И она снова замерла, глядя на пирог. Ее мать и отец умерли. Мать — в санфордской больнице, а отец, чья мастерская всегда была гостеприимно открыта для одной маленькой девочки, лежал мертвый в кровати своей прямо над ней. Почему ее мысли складываются в рифму? Формулируются в виде каких-то безвкусных, дешевых рифмованных фраз вроде тех дурацких упражнений на тренировку памяти, напоминающих бред: у моего пса вошки, они кусают его за ножки…

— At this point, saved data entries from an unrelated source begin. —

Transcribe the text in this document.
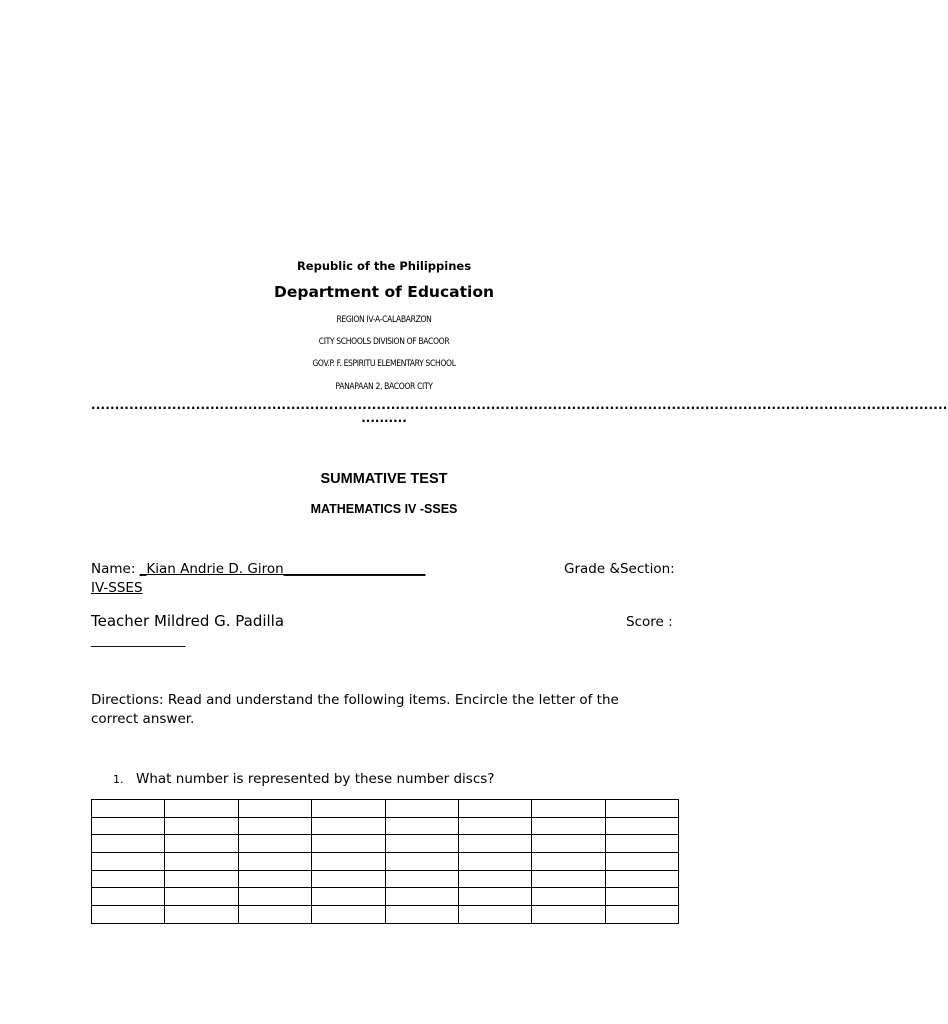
Republic of the Philippines
Department of Education
REGION IV-A-CALABARZON
CITY SCHOOLS DIVISION OF BACOOR
GOV.P. F. ESPIRITU ELEMENTARY SCHOOL
PANAPAAN 2, BACOOR CITY
....................................................................................................................................................................................
..........
SUMMATIVE TEST
MATHEMATICS IV -SSES
Name: _Kian Andrie D. Giron_____________________	Grade &Section:
IV-SSES
Teacher Mildred G. Padilla	Score :
______________
Directions: Read and understand the following items. Encircle the letter of the
correct answer.
1. What number is represented by these number discs?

Неожиданно она вышла из оцепенения, и ее охватил страх. Она почувствовала запах чада. Что-то горело.
Фрэнни судорожно огляделась и на включенной плите увидела сковородку, на которой жарила себе картофель в масле. Она совсем про него забыла. Над сковородкой вонючим облаком клубился дым. Масло с сердитым шипением выплескивалось на конфорку и разлеталось вокруг яркими, сверкающими брызгами, словно невидимая рука размахивала невидимой бутановой зажигалкой. Сковорода была вся черная.